KPLO-FM
- Reliance, South Dakota; United States;
- Broadcast area: Pierre, South Dakota
- Frequency: 94.5 MHz

Programming
- Format: Country
- Affiliations: Minnesota Vikings

Ownership
- Owner: Ingstad Family Media; (James River Broadcasting Company);
- Sister stations: KGFX; KGFX-FM; KJBI; KMLO; KOLY; KOLY-FM;

History
- First air date: February 20, 1985
- Call sign meaning: Pierre's KELO (from former sister station KPLO-TV)

Technical information
- Licensing authority: FCC
- Facility ID: 40635
- Class: C0
- ERP: 100,000 watts
- HAAT: 301 meters (988 ft)
- Transmitter coordinates: 43°54′27″N 99°41′47.4″W﻿ / ﻿43.90750°N 99.696500°W
- Translator: 100.5 K263AW (Pierre)

Links
- Public license information: Public file; LMS;
- Webcast: Listen live
- Website: www.drgnews.com/kplo/

= KPLO-FM =

KPLO-FM (94.5 MHz) is a radio station licensed to serve Reliance, South Dakota. The station is owned by James River Broadcasting, branded as DRG Media Group. It airs a country music format. All four Pierre DRG Media Group (James River Broadcasting) stations share studios on West Pleasant Drive in Pierre.

The station was first assigned the call letters KPLO-FM by the Federal Communications Commission (FCC) on February 20, 1985. The call letters themselves are historically significant, being tied to the former television sister station KPLO-TV. This former sister station served the South Dakota capital area and was a semi-satellite of KELO-TV in Sioux Falls.

On January 22, 2010, the KPLO-FM tower, which it shared with KPLO-TV, collapsed during a severe ice storm.
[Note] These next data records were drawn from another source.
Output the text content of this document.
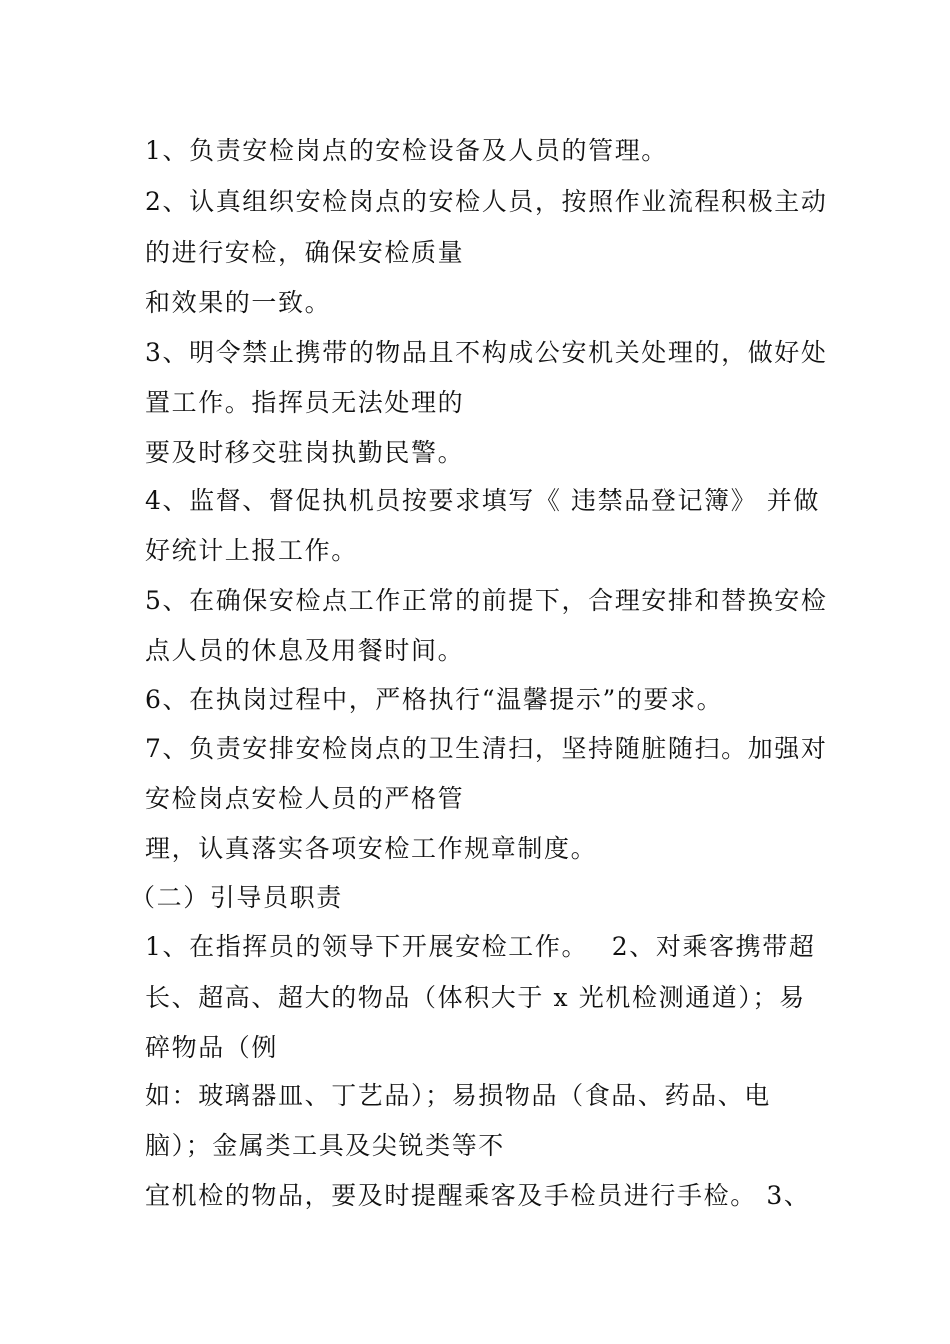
1、负责安检岗点的安检设备及人员的管理。
2、认真组织安检岗点的安检人员，按照作业流程积极主动
的进行安检，确保安检质量
和效果的一致。
3、明令禁止携带的物品且不构成公安机关处理的，做好处
置工作。指挥员无法处理的
要及时移交驻岗执勤民警。
4、监督、督促执机员按要求填写《 违禁品登记簿》 并做
好统计上报工作。
5、在确保安检点工作正常的前提下，合理安排和替换安检
点人员的休息及用餐时间。
6、在执岗过程中，严格执行“温馨提示”的要求。
7、负责安排安检岗点的卫生清扫，坚持随脏随扫。加强对
安检岗点安检人员的严格管
理，认真落实各项安检工作规章制度。
（二）引导员职责
1、在指挥员的领导下开展安检工作。　 2、对乘客携带超
长、超高、超大的物品（体积大于 x 光机检测通道）；易
碎物品（例
如：玻璃器皿、丁艺品）；易损物品（食品、药品、电
脑）；金属类工具及尖锐类等不
宜机检的物品，要及时提醒乘客及手检员进行手检。 3、
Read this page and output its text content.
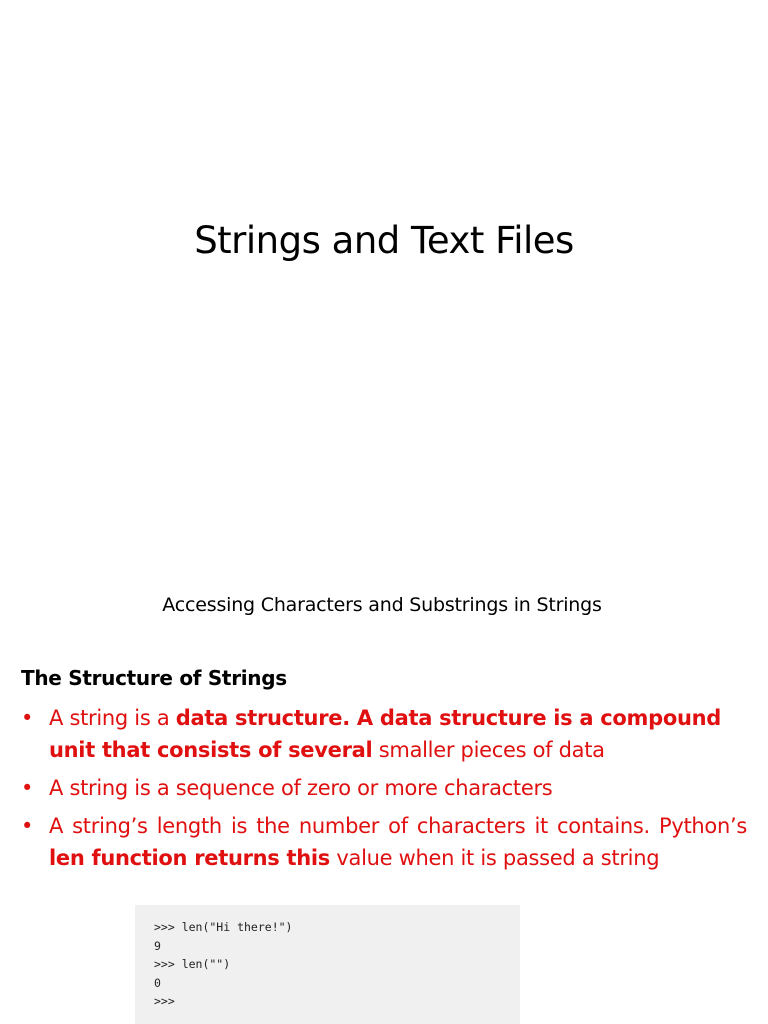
Strings and Text Files
Accessing Characters and Substrings in Strings
The Structure of Strings
• A string is a data structure. A data structure is a compound unit that consists of several smaller pieces of data
• A string is a sequence of zero or more characters
• A string’s length is the number of characters it contains. Python’s len function returns this value when it is passed a string
>>> len("Hi there!")
9
>>> len("")
0
>>>
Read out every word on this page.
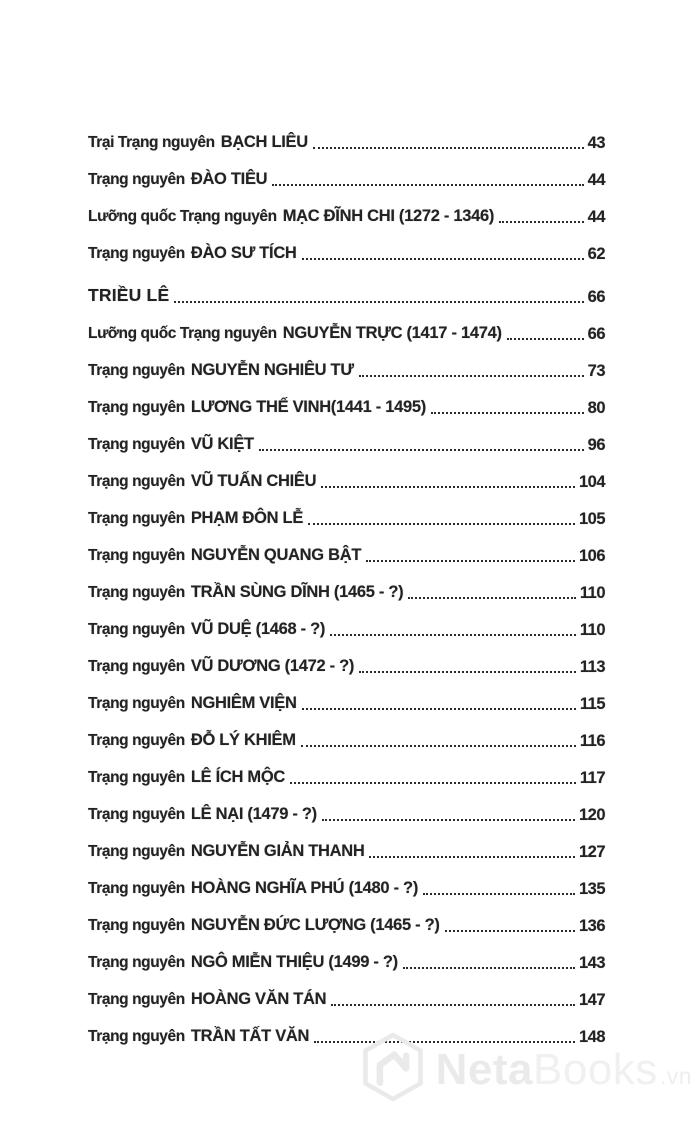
Trại Trạng nguyên BẠCH LIÊU	43
Trạng nguyên ĐÀO TIÊU	44
Lưỡng quốc Trạng nguyên MẠC ĐĨNH CHI (1272 - 1346)	44
Trạng nguyên ĐÀO SƯ TÍCH	62
TRIỀU LÊ	66
Lưỡng quốc Trạng nguyên NGUYỄN TRỰC (1417 - 1474)	66
Trạng nguyên NGUYỄN NGHIÊU TƯ	73
Trạng nguyên LƯƠNG THẾ VINH(1441 - 1495)	80
Trạng nguyên VŨ KIỆT	96
Trạng nguyên VŨ TUẤN CHIÊU	104
Trạng nguyên PHẠM ĐÔN LỄ	105
Trạng nguyên NGUYỄN QUANG BẬT	106
Trạng nguyên TRẦN SÙNG DĨNH (1465 - ?)	110
Trạng nguyên VŨ DUỆ (1468 - ?)	110
Trạng nguyên VŨ DƯƠNG (1472 - ?)	113
Trạng nguyên NGHIÊM VIỆN	115
Trạng nguyên ĐỖ LÝ KHIÊM	116
Trạng nguyên LÊ ÍCH MỘC	117
Trạng nguyên LÊ NẠI (1479 - ?)	120
Trạng nguyên NGUYỄN GIẢN THANH	127
Trạng nguyên HOÀNG NGHĨA PHÚ (1480 - ?)	135
Trạng nguyên NGUYỄN ĐỨC LƯỢNG (1465 - ?)	136
Trạng nguyên NGÔ MIỄN THIỆU (1499 - ?)	143
Trạng nguyên HOÀNG VĂN TÁN	147
Trạng nguyên TRẦN TẤT VĂN	148
NetaBooks.vn
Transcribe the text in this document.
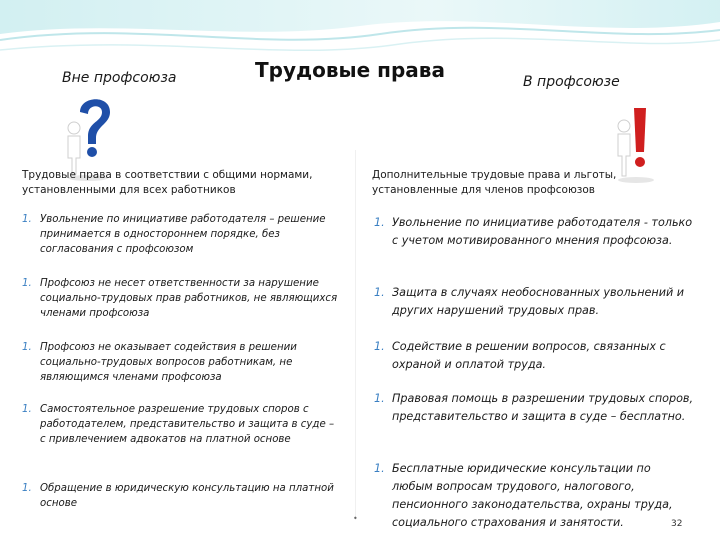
Вне профсоюза	Трудовые права	В профсоюзе
Трудовые права в соответствии с общими нормами, установленными для всех работников
1. Увольнение по инициативе работодателя – решение принимается в одностороннем порядке, без согласования с профсоюзом
1. Профсоюз не несет ответственности за нарушение социально-трудовых прав работников, не являющихся членами профсоюза
1. Профсоюз не оказывает содействия в решении социально-трудовых вопросов работникам, не являющимся членами профсоюза
1. Самостоятельное разрешение трудовых споров с работодателем, представительство и защита в суде – с привлечением адвокатов на платной основе
1. Обращение в юридическую консультацию на платной основе
Дополнительные трудовые права и льготы, установленные для членов профсоюзов
1. Увольнение по инициативе работодателя - только с учетом мотивированного мнения профсоюза.
1. Защита в случаях необоснованных увольнений и других нарушений трудовых прав.
1. Содействие в решении вопросов, связанных с охраной и оплатой труда.
1. Правовая помощь в разрешении трудовых споров, представительство и защита в суде – бесплатно.
1. Бесплатные юридические консультации по любым вопросам трудового, налогового, пенсионного законодательства, охраны труда, социального страхования и занятости.
•
32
Following the incident, the station was off the air for a time, which left the Pierre area without a signal. However, by February 8, 2010, KPLO-FM was back on the air in the Pierre and Fort Pierre area, operating via an FM translator at 100.5 MHz. The tower was ultimately rebuilt.
The station also utilizes a secondary translator on 100.5 MHz (K263AW) in Pierre to assist in coverage.